Nayland Smith smoked furiously.
"Mr. Eltham," he replied, "you see in me a man groping in the dark. I am to-day no nearer to the conclusion of my mission than upon the day when I left Mandalay. You offer me a clew; I am here. Your affair, I believe, stands thus: A series of attempted burglaries, or something of the kind, has alarmed your household. Yesterday, returning from London with your daughter, you were both drugged in some way and, occupying a compartment to yourselves, you both slept. Your daughter awoke, and saw someone else in the carriage-- a yellow-faced man who held a case of instruments in his hands."
"Yes; I was, of course, unable to enter into particulars over the telephone. The man was standing by one of the windows. Directly he observed that my daughter was awake, he stepped towards her."
"What did he do with the case in his hands?"
"She did not notice--or did not mention having noticed. In fact, as was natural, she was so frightened that she recalls nothing more, beyond the fact that she strove to arouse me, without succeeding, felt hands grasp her shoulders--and swooned."
"But someone used the emergency cord, and stopped the train."
"Greba has no recollection of having done so."
"Hm! Of course, no yellow-faced man was on the train. When did you awake?"
"I was aroused by the guard, but only when he had repeatedly shaken me."
"Upon reaching Great Yarmouth you immediately called up Scotland Yard? You acted very wisely, sir. How long were you in China?"

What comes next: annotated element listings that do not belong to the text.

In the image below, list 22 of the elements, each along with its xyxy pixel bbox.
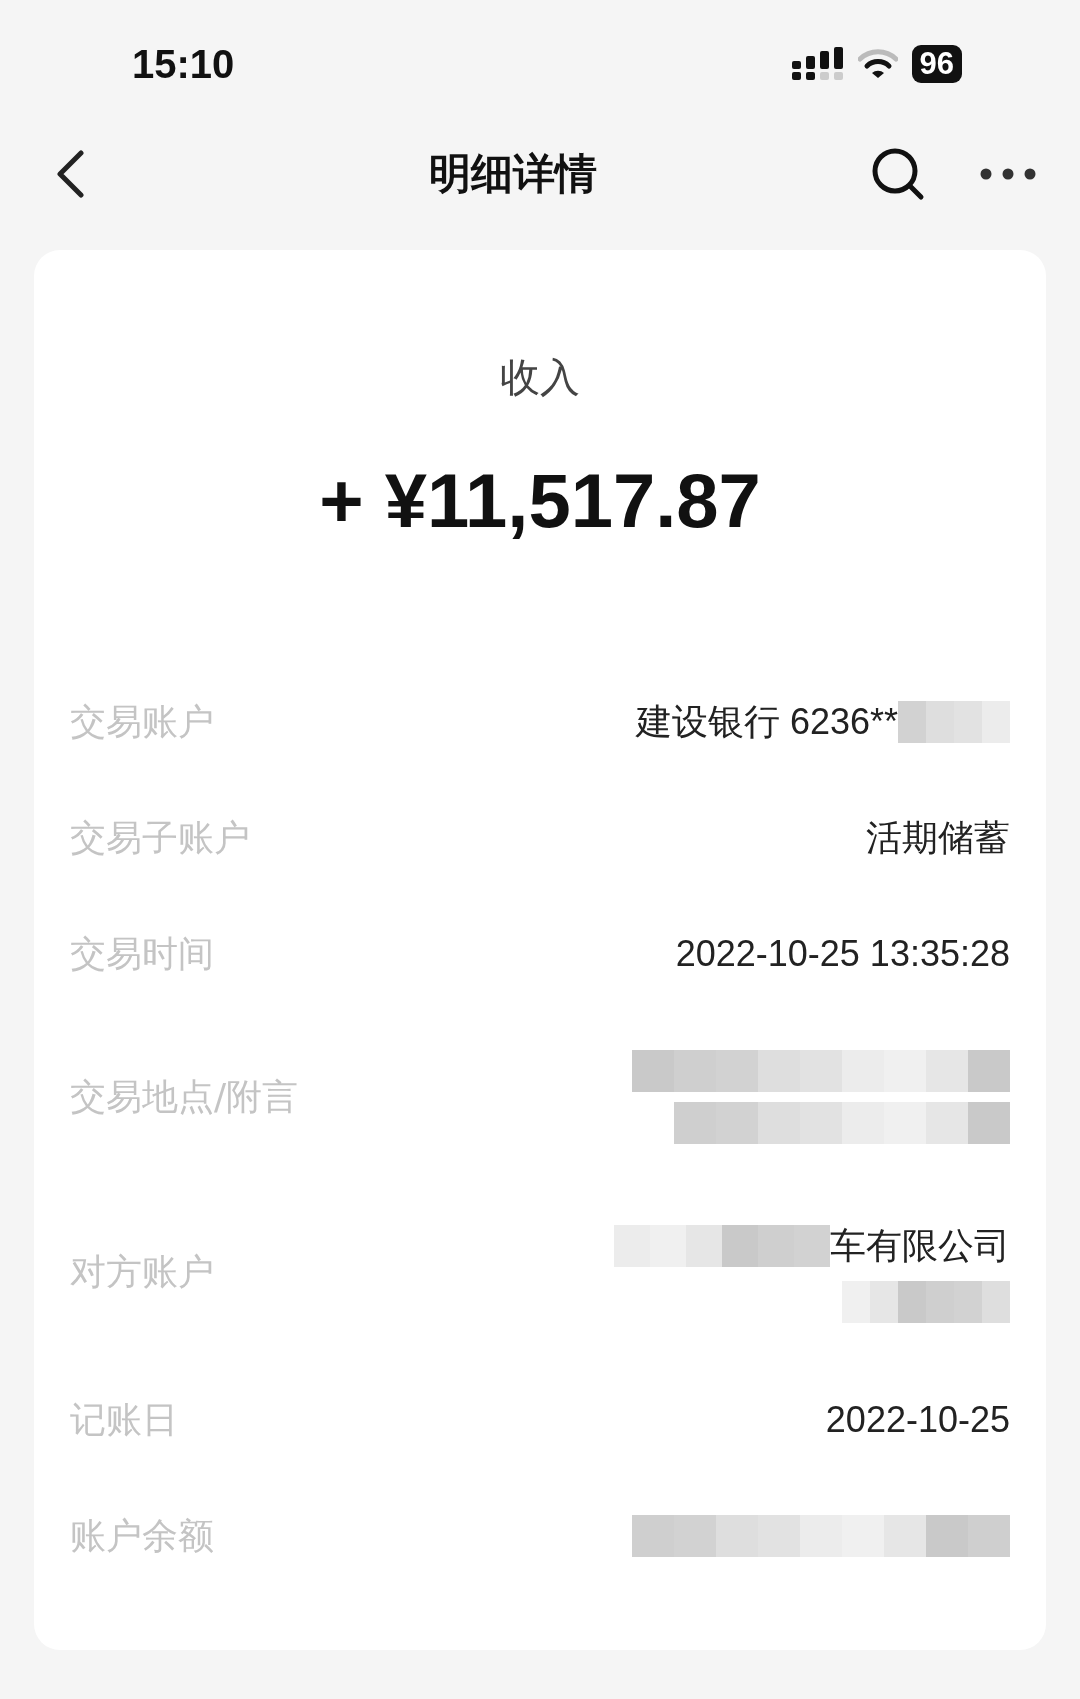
field-label: 账户余额 [70, 1513, 214, 1558]
field-value: 2022-10-25 13:35:28 [675, 933, 1010, 975]
signal-icon [791, 47, 844, 81]
more-icon[interactable] [980, 168, 1036, 180]
field-label: 交易地点/附言 [70, 1074, 299, 1119]
page-title: 明细详情 [427, 148, 598, 200]
field-value: 车有限公司 [830, 1223, 1010, 1268]
field-label: 交易时间 [70, 931, 214, 976]
field-value: 活期储蓄 [866, 815, 1010, 860]
status-time: 15:10 [132, 41, 235, 87]
field-value: 建设银行 6236** [635, 699, 898, 744]
wifi-icon [857, 49, 898, 79]
field-label: 交易子账户 [70, 815, 250, 860]
search-icon[interactable] [870, 146, 926, 202]
back-icon[interactable] [55, 150, 85, 198]
field-label: 对方账户 [70, 1249, 214, 1294]
field-value: 2022-10-25 [825, 1399, 1010, 1441]
amount: + ¥11,517.87 [318, 457, 762, 544]
field-label: 交易账户 [70, 699, 214, 744]
field-label: 记账日 [70, 1397, 178, 1442]
transaction-type: 收入 [499, 353, 581, 402]
battery-indicator: 96 [911, 45, 962, 83]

Mr. Eltham's start of surprise was almost comical.
"It is perhaps not strange that you should be aware of my residence in China, Mr. Smith," he said; "but my not having mentioned it may seem so. The fact is"--his sensitive face flushed in palpable embarrassment-- "I left China under what I may term an episcopal cloud. I have lived in retirement ever since. Unwittingly--I solemnly declare to you, Mr. Smith, unwittingly--I stirred up certain deep-seated prejudices in my endeavors to do my duty--my duty. I think you asked me how long I was in China? I was there from 1896 until 1900--four years."